- Born: William Bock Ayling 30 August 1867 Weymouth, Dorset, England
- Died: 25 September 1946 (aged 79) Berkhamsted, Hertfordshire, England
- Occupation: Indian Civil Servant
- Known for: Judge at the High Court of Madras

= William Ayling (judge) =

Colonial Judge

Sir William Bock Ayling (30 August 1867 – 25 September 1946) was a British civil servant and judge who served on the bench of the Madras High Court from 1912 to 1924.

== Early life ==

Ayling was born at Weymouth in Dorset on 30 August 1867 to Frederick William and Maria Ayling; his father was described as a lodging house keeper in 1871. Ayling was educated at Weymouth College and Magdalene College.
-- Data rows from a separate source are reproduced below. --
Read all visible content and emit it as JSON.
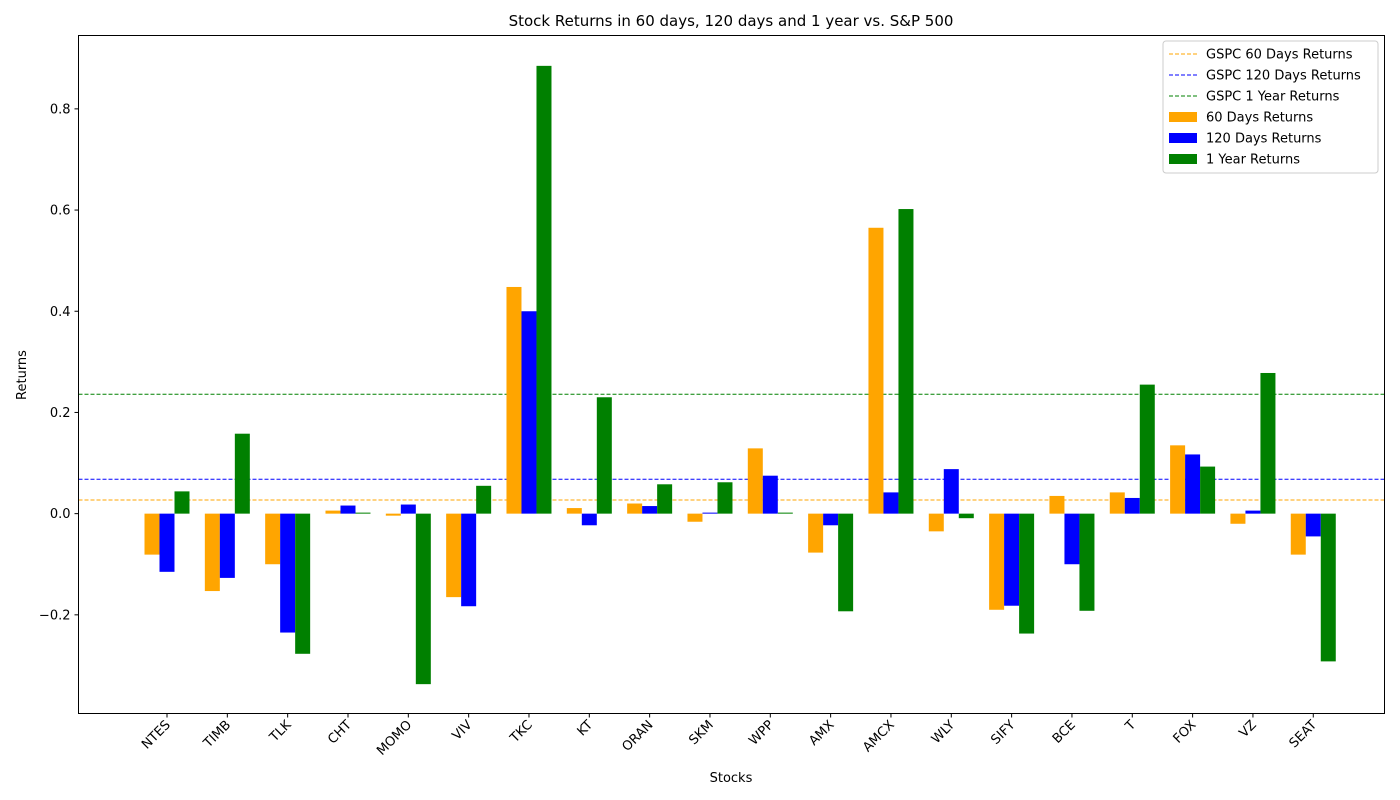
{
  "chart_data": {
    "type": "bar",
    "title": "Stock Returns in 60 days, 120 days and 1 year vs. S&P 500",
    "xlabel": "Stocks",
    "ylabel": "Returns",
    "ylim": [
      -0.395,
      0.945
    ],
    "yticks": [
      -0.2,
      0.0,
      0.2,
      0.4,
      0.6,
      0.8
    ],
    "ytick_labels": [
      "−0.2",
      "0.0",
      "0.2",
      "0.4",
      "0.6",
      "0.8"
    ],
    "grid": false,
    "legend_position": "top-right",
    "categories": [
      "NTES",
      "TIMB",
      "TLK",
      "CHT",
      "MOMO",
      "VIV",
      "TKC",
      "KT",
      "ORAN",
      "SKM",
      "WPP",
      "AMX",
      "AMCX",
      "WLY",
      "SIFY",
      "BCE",
      "T",
      "FOX",
      "VZ",
      "SEAT"
    ],
    "series": [
      {
        "name": "60 Days Returns",
        "color": "#ffa500",
        "values": [
          -0.081,
          -0.153,
          -0.1,
          0.006,
          -0.004,
          -0.165,
          0.448,
          0.011,
          0.02,
          -0.016,
          0.129,
          -0.077,
          0.565,
          -0.035,
          -0.19,
          0.035,
          0.042,
          0.135,
          -0.02,
          -0.081
        ]
      },
      {
        "name": "120 Days Returns",
        "color": "#0000ff",
        "values": [
          -0.115,
          -0.127,
          -0.235,
          0.016,
          0.018,
          -0.183,
          0.4,
          -0.023,
          0.015,
          0.002,
          0.075,
          -0.023,
          0.042,
          0.088,
          -0.182,
          -0.1,
          0.031,
          0.117,
          0.006,
          -0.045
        ]
      },
      {
        "name": "1 Year Returns",
        "color": "#008000",
        "values": [
          0.044,
          0.158,
          -0.277,
          0.002,
          -0.337,
          0.055,
          0.885,
          0.23,
          0.058,
          0.062,
          0.002,
          -0.193,
          0.602,
          -0.009,
          -0.237,
          -0.192,
          0.255,
          0.093,
          0.278,
          -0.292
        ]
      }
    ],
    "reference_lines": [
      {
        "name": "GSPC 60 Days Returns",
        "color": "#ffa500",
        "value": 0.027
      },
      {
        "name": "GSPC 120 Days Returns",
        "color": "#0000ff",
        "value": 0.068
      },
      {
        "name": "GSPC 1 Year Returns",
        "color": "#008000",
        "value": 0.236
      }
    ]
  }
}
He joined the Indian civil service in 1886 and arrived in India on 30 January 1889 on completion of his training.

== Career ==

Ayling served as Assistant Collector and magistrate and was appointed as Sub-Collector in January 1900. From 1903 he served as a district and sessions judge and in 1912. He served as the Principal District Judge of Salem District of Madras Presidency during March 1907 to February 1908, and from January 1909 to June 1910. (Refer Salem District E-court). Ayling was appointed judge of the Madras High Court and served till 1924. He also officiated as Chief Justice for a short period in 1921.

As Chief Justice, Ayling headed the three-member committee appointed to investigate the 1921 Buckingham and Carnatic Mills Strike. Apart from Ayling, the committee consisted of two Indians - a Brahmin and a non-Brahmin. The committee submitted its report in a short while blaming the striking workers for indulging in violence against Dalits.

== Death ==

Ayling died at his house at Berkhamsted on 25 September 1946, at age 79.

Ayling married Emma Annie Graham in 1901. Emma died in 1912. Ayling was made a Knight Bachelor in 1915.